Le 16 juin 1961, à l'aéroport du Bourget. La troupe du Kirov a fini sa saison parisienne et s'apprête à partir pour Londres.
Au moment d'embarquer, on prend un danseur de vingt-trois ans à part. Il n'ira pas à Londres avec les autres : il doit rentrer seul à Moscou. On lui met un billet dans la main.
À quelques mètres, il y a un bureau de police française.
Qu'est-ce que tu emportes, quand tu ne peux rien emporter ?
Quelques mètres
Rudolf Noureev entre tard à l'école du Kirov, à Leningrad, et devient très vite l'un de ses solistes. Le printemps 1961 est la première tournée de la compagnie à l'Ouest.
À Paris, il ne rentre pas à l'hôtel en car avec la troupe. Il sort, il voit des gens, il rencontre des Parisiens. Cela suffit à inquiéter la direction.

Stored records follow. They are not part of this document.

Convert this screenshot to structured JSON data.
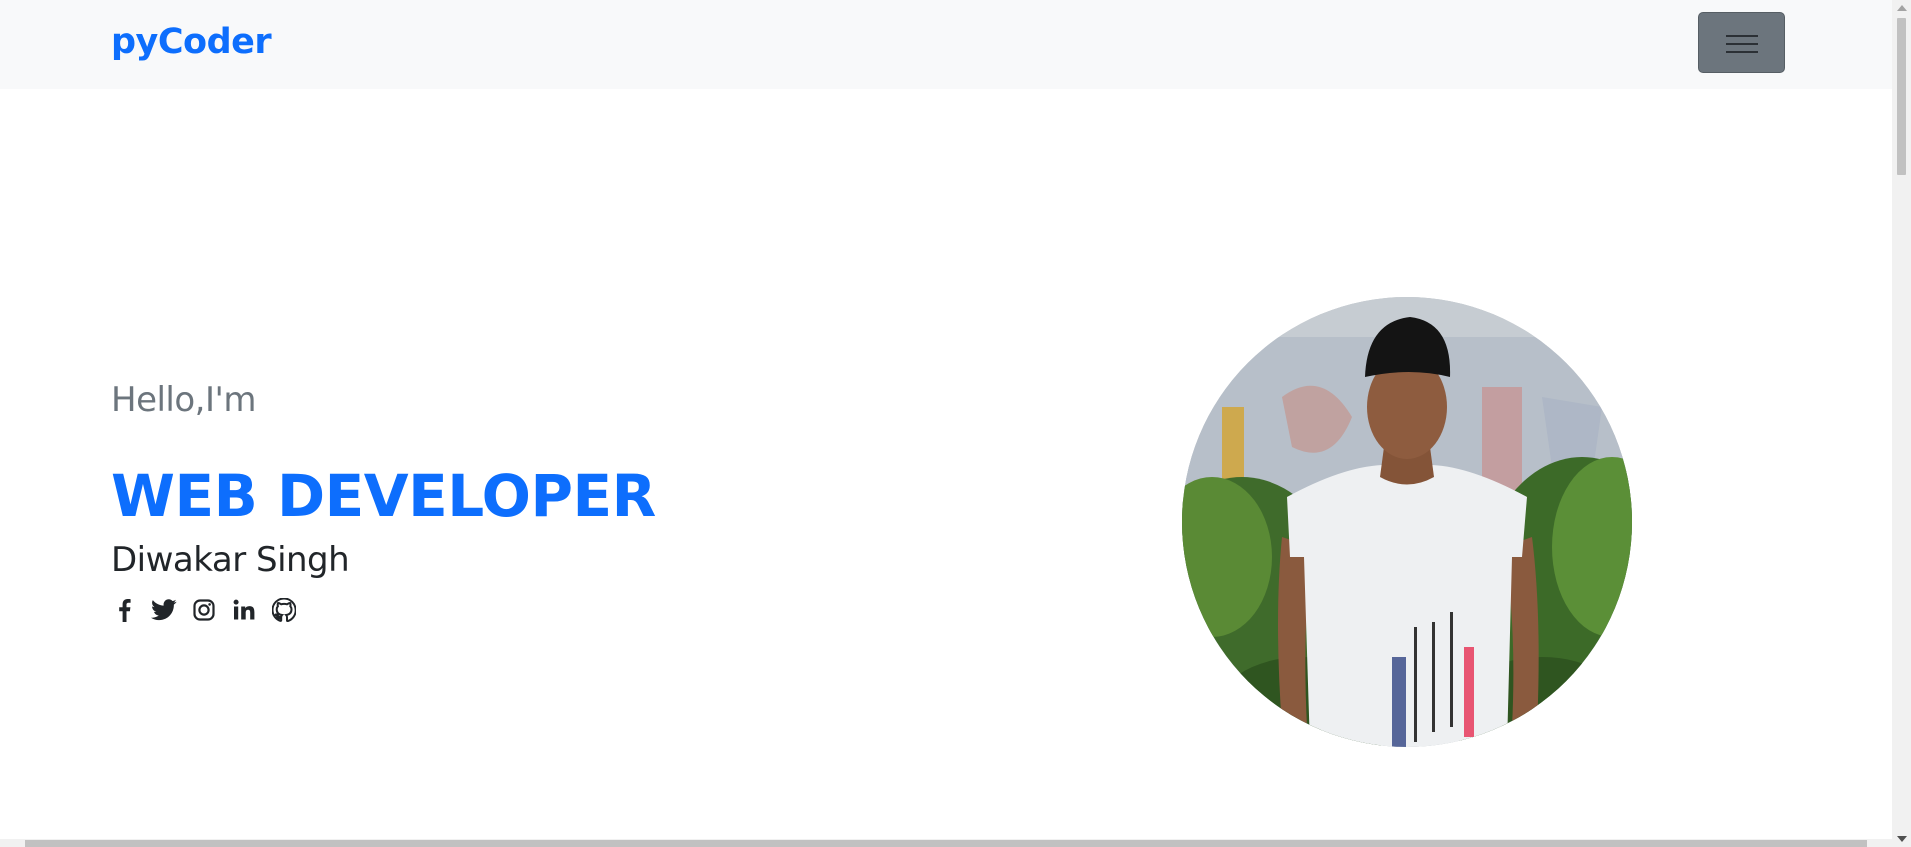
{
  "navbar": {
    "brand": "pyCoder",
    "toggler_icon": "hamburger-icon"
  },
  "hero": {
    "greeting": "Hello,I'm",
    "role": "WEB DEVELOPER",
    "name": "Diwakar Singh",
    "socials": [
      {
        "icon": "facebook-icon"
      },
      {
        "icon": "twitter-icon"
      },
      {
        "icon": "instagram-icon"
      },
      {
        "icon": "linkedin-icon"
      },
      {
        "icon": "github-icon"
      }
    ],
    "photo_alt": "profile photo"
  },
  "colors": {
    "brand": "#0d6efd",
    "navbar_bg": "#f8f9fa",
    "toggler_bg": "#6c757d",
    "muted_text": "#6c757d",
    "dark_text": "#212529"
  }
}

Une jeune femme prévenue par un critique de danse arrive à l'aéroport. Elle s'appelle Clara Saint. Elle demande à la police française d'intervenir. Les policiers lui répondent une chose qui décide de tout : ils ne peuvent rien faire à sa place. Il doit venir lui-même, et demander lui-même.
Elle s'approche de lui, et lui glisse de courir jusqu'à ce bureau.
Il se dégage de ses accompagnateurs et il court. Quelques mètres. C'est tout ce qu'il y a eu.
Les journaux ont appelé cela « le saut vers la liberté », parce qu'il était danseur. Personne n'a sauté par-dessus quoi que ce soit. La formule transforme un moment de peur en exploit sportif, et lui-même ne l'aimait pas. Plusieurs de ses biographes ajoutent qu'il n'avait rien préparé : la décision se prend là, en quelques minutes, acculé.
Remonter ce qu'on a laissé
Il est parti avec ce qu'il portait. Pas de partitions, pas de notations, pas de films. Ce qu'il emporte tient dans son corps : les ballets qu'il a dansés et regardés depuis l'enfance, à Leningrad.
Ce qu'il trouve en arrivant n'était pas dans ses bagages. Le 21 février 1962, à Covent Garden, il danse Giselle avec Margot Fonteyn. Elle a quarante-deux ans, lui vingt-quatre, et elle s'apprêtait à quitter la scène. Le rideau se relève vingt-trois fois. Elle ne s'arrête pas : ils danseront ensemble dix-sept ans.
Et c'est ce qu'il va faire pendant trente ans : remonter à l'Ouest les grands ballets de l'école qu'il a quittée.
Ce ne sont pas des copies.
Ses ballets sont des dessins de mémoire.
Il les refait à partir de ce dont il se souvient, et il les change : il donne aux danseurs beaucoup plus à danser, et surtout aux hommes, à qui l'on confiait souvent le seul rôle de porter.
Ce que ça coûte à ceux qui restent
Le 2 avril 1962, il est jugé à Leningrad, à huis clos, sans être là. Le chef d'accusation retenu au départ pouvait valoir la peine de mort. Son professeur, Alexandre Pouchkine, témoigne en sa faveur.
Son père, sa mère et ce même professeur sont contraints de lui écrire pour le supplier de rentrer. Une de ses amies est exclue de l'université.
Il demande pendant vingt-six ans l'autorisation de revoir sa mère. Elle lui est accordée en 1987, quand elle est mourante, avec l'accord personnel de Gorbatchev. Il va à Oufa, sa ville, pour quelques heures.
Le mot juste n'est donc ni évasion ni exploit. C'est exil. Et un exil coûte à d'autres qu'à celui qui part.
Qui peut redanser ces ballets
Aujourd'hui, une compagnie qui veut danser l'une de ses versions doit demander l'accord de sa fondation, et accepter qu'une personne agréée vienne travailler avec elle.
Celui qui est parti sans rien emporter a fini par laisser quelque chose qui s'hérite, se demande et se refuse.
À suivre…
En 1989, vingt-huit ans après l'aéroport, il revient danser au théâtre qu'il avait quitté, à Leningrad. Il y danse James, dans La Sylphide.
La même année, Natalia Makarova revient elle aussi. Mikhaïl Barychnikov, jamais.
Trois personnes, trois départs, trois réponses différentes à la même question : est-ce qu'on rentre.